Il est clair que nous sommes faits de choses séparées, parmi lesquelles il en est où l’on peut introduire de nouvelles séparations, ou que l’on peut confondre, et d’autres qui sont indivisibles ou premières. Notre connaissance est A, ou elle est B, et aucun chemin ne nous conduit, en général, de A en B. Nous savons que A et B peuvent être quelconques, aussi différents que l’on voudra ; nous n’en passerons pas moins immédiatement de l’un à l’autre, continuellement enfermés par deux termes tels, comme un être qui serait un point vivant dans une courbe. La question du changement se pose donc, comme la clef de toute psychologie utile, et il est inévitable de se demander comment s’opère la variation de la connaissance, quelle est la règle universelle des altérations ou des transformations d’un état de conscience, soit qu’on le regarde comme comprenant à la fois des données externes et des phénomènes purement mentaux, soit qu’on se borne à l’un de ces mondes. Entre ces deux domaines, uniformément et indifféremment débités en états de conscience, existent des échanges, des correspondances, des actions et réactions, qui, partiellement étudiés et observés, n’ont pas encore fait l’objet d’une recherche méthodique. Je conseille au lecteur qui voudrait se donner une idée simple de ces questions, de s’appliquer à concevoir, à titre de fantaisie, un système de notation ou d’écriture de la connaissance. L’éminent professeur F. Klein, dans sa préface aux œuvres de Riemann, dénonce quelque part l’importance du rôle joué dans les Mathématiques modernes « par la définition des fonctions au moyen de leur mode d’existence dans le domaine infinitésimal435… ». Il faut accorder, d’avance, une importance analogue à toute méthode qui permettrait de définir ce que nous appelons une idée, non point, comme on le fait toujours, par un certain développement, – ou signification, – du contenu de cette idée, car ce développement est, d’ordinaire, hasardeux dès ses premiers termes, mais à l’aide d’une combinaison de conditions générales, ou d’un groupement convenable de relations indépendantes, formelles.

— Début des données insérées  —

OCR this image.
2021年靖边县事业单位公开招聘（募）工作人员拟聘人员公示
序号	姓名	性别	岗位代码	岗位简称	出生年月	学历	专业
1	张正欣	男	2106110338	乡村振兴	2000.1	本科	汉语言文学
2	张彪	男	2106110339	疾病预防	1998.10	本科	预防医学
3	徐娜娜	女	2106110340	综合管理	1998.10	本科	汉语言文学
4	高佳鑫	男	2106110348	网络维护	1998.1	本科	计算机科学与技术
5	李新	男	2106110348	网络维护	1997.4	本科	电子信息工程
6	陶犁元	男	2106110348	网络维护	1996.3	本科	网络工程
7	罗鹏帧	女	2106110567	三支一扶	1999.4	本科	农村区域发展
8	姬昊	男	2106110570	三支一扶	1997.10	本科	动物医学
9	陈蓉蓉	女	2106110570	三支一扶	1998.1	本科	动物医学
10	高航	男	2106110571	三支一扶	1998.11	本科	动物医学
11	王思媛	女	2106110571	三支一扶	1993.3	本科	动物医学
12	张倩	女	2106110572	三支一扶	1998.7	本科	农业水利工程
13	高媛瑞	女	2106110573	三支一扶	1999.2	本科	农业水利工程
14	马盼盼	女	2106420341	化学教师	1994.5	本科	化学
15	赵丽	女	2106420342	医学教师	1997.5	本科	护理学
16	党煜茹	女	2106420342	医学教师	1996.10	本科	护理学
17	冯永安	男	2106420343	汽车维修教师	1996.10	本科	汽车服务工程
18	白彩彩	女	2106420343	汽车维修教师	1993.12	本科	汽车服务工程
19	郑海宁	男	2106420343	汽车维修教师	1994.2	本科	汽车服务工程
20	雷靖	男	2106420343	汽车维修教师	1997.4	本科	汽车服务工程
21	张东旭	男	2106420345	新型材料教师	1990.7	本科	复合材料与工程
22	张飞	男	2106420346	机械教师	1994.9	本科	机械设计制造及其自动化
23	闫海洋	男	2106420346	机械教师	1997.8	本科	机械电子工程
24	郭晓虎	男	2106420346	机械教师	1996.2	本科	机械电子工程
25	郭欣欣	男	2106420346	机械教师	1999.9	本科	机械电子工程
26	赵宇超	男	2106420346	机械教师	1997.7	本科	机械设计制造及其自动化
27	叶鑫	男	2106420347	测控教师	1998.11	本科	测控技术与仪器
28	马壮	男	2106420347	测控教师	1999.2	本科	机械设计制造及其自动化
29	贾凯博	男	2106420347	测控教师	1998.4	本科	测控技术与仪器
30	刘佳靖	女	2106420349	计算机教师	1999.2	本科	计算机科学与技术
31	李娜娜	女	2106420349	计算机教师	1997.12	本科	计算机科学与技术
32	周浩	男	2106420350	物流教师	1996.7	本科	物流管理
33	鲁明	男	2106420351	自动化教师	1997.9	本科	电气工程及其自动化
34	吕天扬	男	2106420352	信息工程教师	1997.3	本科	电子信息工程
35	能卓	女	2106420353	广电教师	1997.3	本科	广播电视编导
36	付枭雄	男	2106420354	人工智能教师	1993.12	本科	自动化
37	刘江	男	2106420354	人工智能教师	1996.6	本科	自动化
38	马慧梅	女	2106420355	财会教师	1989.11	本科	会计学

Je terminerai ces indications par une sorte de programme. Il faut, avant tout, se faire une notion précise du changement. Non le définir, sans doute, ni monter au ton métaphysique. Il s’agit de caractériser ses propriétés. Elles résultent de l’expérience. On le posera comme indépendant de ses termes. Puis, considérant un ensemble ou état de conscience sans aucune variation (c’est-à-dire à un instant donné), le changement d’une simple portion de cet ensemble sera toujours comparable et, en quelque sorte, équivalent à un changement de toute autre portion ou de la totalité de l’ensemble. De plus, si une sensation suit immédiatement une autre sensation, il y aura toujours entre elles un fait purement mental – un changement. Ces propriétés montrent comment le temps a pu être considéré comme homogène et comme ne comportant qu’une seule dimension. Le temps est l’ensemble des changements. La diversité infinie des choses correspond à cet ensemble, et cet ensemble est composé d’impressions identiques, parfaitement détachées de tout objet.
D’autre part, à un autre point de vue, les changements sont comparables à tous les autres faits de conscience, perceptions, images, etc. On peut rapprocher cette dernière propriété de certaines propriétés des symboles. Ainsi, – dans la notation algébrique, lorsqu’on écrit a + b, le signe a et le signe +, dont l’un désigne une quantité et l’autre une opération, sont si indifférents comme signes que l’on pourrait, par convention, se servir de l’un au lieu de l’autre, intervertir leur signification. Il y a donc, quelque part, une sorte d’assimilation entre l’opération et les quantités, – ou la possibilité de faire correspondre à deux choses qui ne se peuvent prendre l’une pour l’autre, deux choses dont l’échange est sans influence.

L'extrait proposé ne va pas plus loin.